Now here’s how the 3,000 mice in the lab fit into the picture: Of the total mouse population, 680 are white mice which almost always develop cancer of the breast. The others are black mice, which almost never get the disease. Dr. Graff and his associates milk the cancerous mice and feed the fluid to the non-cancerous black mice. Then, says Dr. Graff:
“In a year and a half, if the black mice develop cancer, we will have proved that the chemical we isolated is that which causes cancer of the breast in mice.”
The dairy’s milking machine is a breast pump using a tiny glass tube with a minute rubber attachment. A mercury regulator keeps the pressure even. It takes just about ten minutes to milk each mouse and each can be milked only once during pregnancy.
The mice are kept in scrupulously clean metal cages, one mouse to a cage, and the cages are stacked like book shelves in three rooms of the lab.
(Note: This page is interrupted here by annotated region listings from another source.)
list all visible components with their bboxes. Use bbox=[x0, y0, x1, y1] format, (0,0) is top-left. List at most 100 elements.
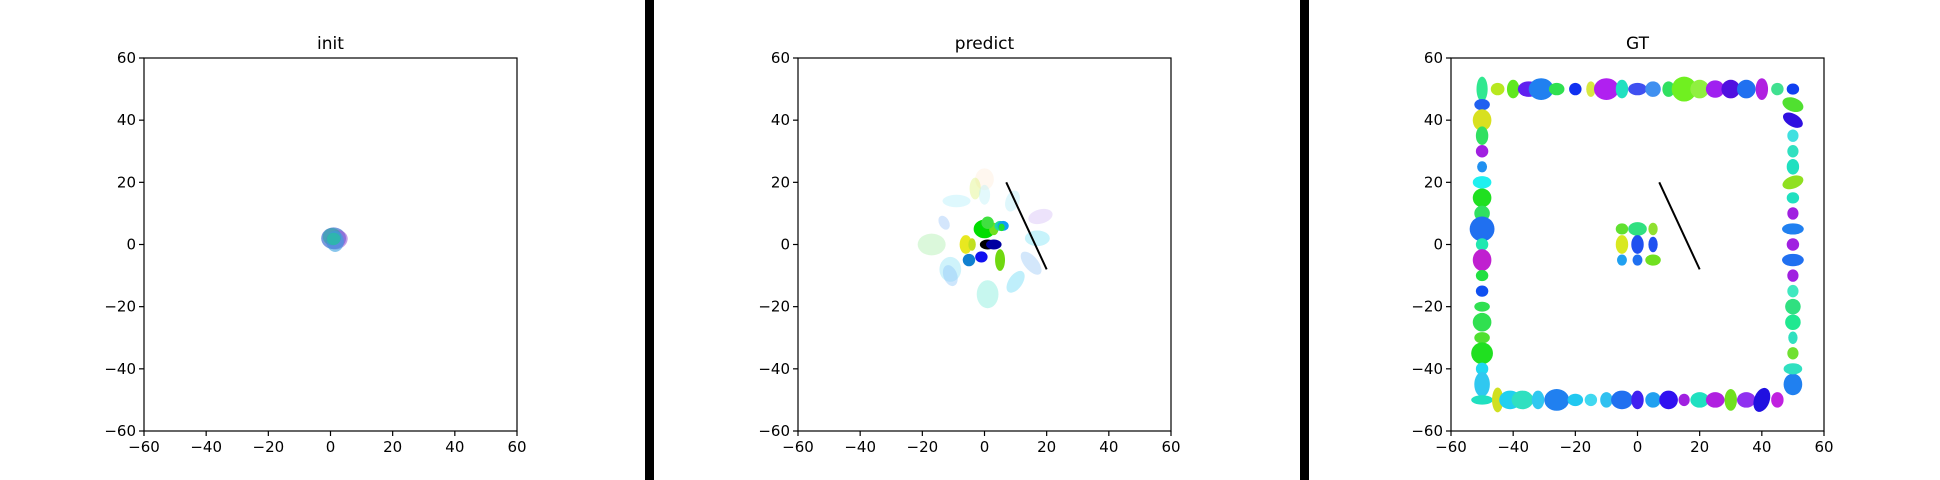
ellipse-marker bbox=[942, 265, 958, 287]
ellipse-marker bbox=[1631, 235, 1644, 254]
ellipse-marker bbox=[1645, 392, 1661, 408]
ellipse-marker bbox=[981, 216, 994, 229]
ellipse-marker bbox=[1786, 83, 1800, 95]
ellipse-marker bbox=[1787, 269, 1799, 282]
ellipse-marker bbox=[1783, 363, 1803, 375]
ellipse-marker bbox=[1628, 82, 1647, 96]
ellipse-marker bbox=[1615, 223, 1629, 235]
ellipse-marker bbox=[1785, 298, 1801, 315]
ellipse-marker bbox=[1472, 249, 1492, 271]
x-tick-label: 20 bbox=[1690, 438, 1709, 456]
ellipse-marker bbox=[1615, 235, 1629, 254]
chart-title: predict bbox=[955, 34, 1015, 54]
ellipse-marker bbox=[1005, 190, 1020, 212]
y-tick-label: 0 bbox=[780, 236, 790, 254]
ellipse-marker bbox=[1475, 145, 1489, 158]
y-tick-label: 20 bbox=[1424, 173, 1443, 191]
ellipse-marker bbox=[1771, 82, 1784, 96]
y-tick-label: −60 bbox=[1411, 422, 1443, 440]
ellipse-marker bbox=[1006, 270, 1025, 293]
ellipse-marker bbox=[1787, 145, 1799, 158]
ellipse-marker bbox=[1690, 392, 1709, 408]
ellipse-marker bbox=[1531, 390, 1545, 410]
y-tick-label: 60 bbox=[117, 49, 136, 67]
ellipse-marker bbox=[1782, 223, 1804, 235]
line-segment bbox=[1658, 181, 1701, 270]
x-tick-label: −20 bbox=[253, 438, 285, 456]
ellipse-marker bbox=[1477, 161, 1488, 173]
ellipse-marker bbox=[1472, 312, 1492, 332]
ellipse-marker bbox=[1631, 390, 1644, 410]
x-tick-label: 40 bbox=[1099, 438, 1118, 456]
ellipse-marker bbox=[1787, 284, 1799, 298]
ellipse-marker bbox=[1020, 251, 1042, 275]
y-tick-label: −40 bbox=[1411, 360, 1443, 378]
y-tick-label: −60 bbox=[104, 422, 136, 440]
ellipse-marker bbox=[1600, 392, 1613, 408]
ellipse-marker bbox=[1615, 79, 1629, 99]
ellipse-marker bbox=[1724, 389, 1737, 411]
ellipse-marker bbox=[1659, 390, 1678, 410]
x-tick-label: −40 bbox=[190, 438, 222, 456]
y-tick-label: 0 bbox=[1433, 236, 1443, 254]
ellipse-marker bbox=[986, 239, 1002, 250]
ellipse-marker bbox=[1586, 81, 1596, 97]
ellipse-marker bbox=[1662, 81, 1675, 97]
ellipse-marker bbox=[1474, 332, 1490, 344]
ellipse-marker bbox=[1782, 97, 1804, 113]
ellipse-marker bbox=[1628, 222, 1647, 236]
ellipse-marker bbox=[1474, 301, 1490, 312]
ellipse-marker bbox=[1476, 76, 1488, 102]
ellipse-marker bbox=[1787, 347, 1799, 360]
ellipse-marker bbox=[975, 168, 994, 191]
ellipse-marker bbox=[1492, 387, 1504, 413]
x-tick-label: 40 bbox=[445, 438, 464, 456]
ellipse-marker bbox=[1782, 175, 1804, 190]
x-tick-label: 60 bbox=[507, 438, 526, 456]
x-tick-label: −20 bbox=[1560, 438, 1592, 456]
ellipse-marker bbox=[1028, 208, 1053, 225]
ellipse-marker bbox=[975, 251, 988, 263]
ellipse-marker bbox=[1736, 392, 1756, 408]
y-tick-label: 20 bbox=[117, 173, 136, 191]
ellipse-marker bbox=[1475, 238, 1489, 251]
y-tick-label: −40 bbox=[758, 360, 790, 378]
chart-panel-0: −60 −40 −20 0 20 40 60 −60 −40 −20 0 20 40 60 init bbox=[104, 34, 526, 456]
chart-panel-1: −60 −40 −20 0 20 40 60 −60 −40 −20 0 20 40 60 predict bbox=[758, 34, 1180, 456]
ellipse-marker bbox=[962, 253, 976, 267]
ellipse-marker bbox=[1471, 395, 1493, 405]
chart-title: init bbox=[317, 34, 344, 54]
x-tick-label: −40 bbox=[844, 438, 876, 456]
ellipse-marker bbox=[1782, 112, 1803, 128]
plot-area bbox=[1469, 76, 1804, 413]
y-tick-label: 40 bbox=[771, 111, 790, 129]
ellipse-marker bbox=[1584, 393, 1598, 407]
ellipse-marker bbox=[1469, 216, 1495, 242]
x-tick-label: 0 bbox=[980, 438, 990, 456]
ellipse-marker bbox=[1593, 78, 1619, 100]
ellipse-marker bbox=[1567, 393, 1584, 407]
y-tick-label: 40 bbox=[117, 111, 136, 129]
ellipse-marker bbox=[995, 249, 1006, 271]
y-tick-label: −20 bbox=[758, 298, 790, 316]
ellipse-marker bbox=[1785, 314, 1801, 330]
plot-area bbox=[321, 227, 348, 252]
x-tick-label: −60 bbox=[782, 438, 814, 456]
ellipse-marker bbox=[1786, 159, 1800, 175]
ellipse-marker bbox=[1472, 176, 1492, 189]
ellipse-marker bbox=[1475, 126, 1489, 146]
ellipse-marker bbox=[968, 238, 976, 251]
ellipse-marker bbox=[1705, 80, 1725, 98]
ellipse-marker bbox=[1690, 79, 1709, 99]
x-tick-label: 60 bbox=[1814, 438, 1833, 456]
ellipse-marker bbox=[1569, 82, 1582, 96]
ellipse-marker bbox=[1474, 99, 1490, 111]
ellipse-marker bbox=[1648, 222, 1658, 236]
ellipse-marker bbox=[1490, 82, 1505, 96]
ellipse-marker bbox=[1475, 269, 1489, 282]
x-tick-label: 0 bbox=[326, 438, 336, 456]
y-tick-label: −40 bbox=[104, 360, 136, 378]
x-tick-label: 20 bbox=[383, 438, 402, 456]
ellipse-marker bbox=[1548, 82, 1565, 96]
White mice are kept in one room, black ones in another and a “control group” the ones to watch for development of cancer, in the third. The cages are eight inches long and six high and are lined with sterile wood shavings.
Living conditions are ideal for the dairy’s population. Everything possible is done to maintain the health of the mice because, says Dr. Graff: “Any disease would destroy our experiment. That’s why these mice live better than most people.”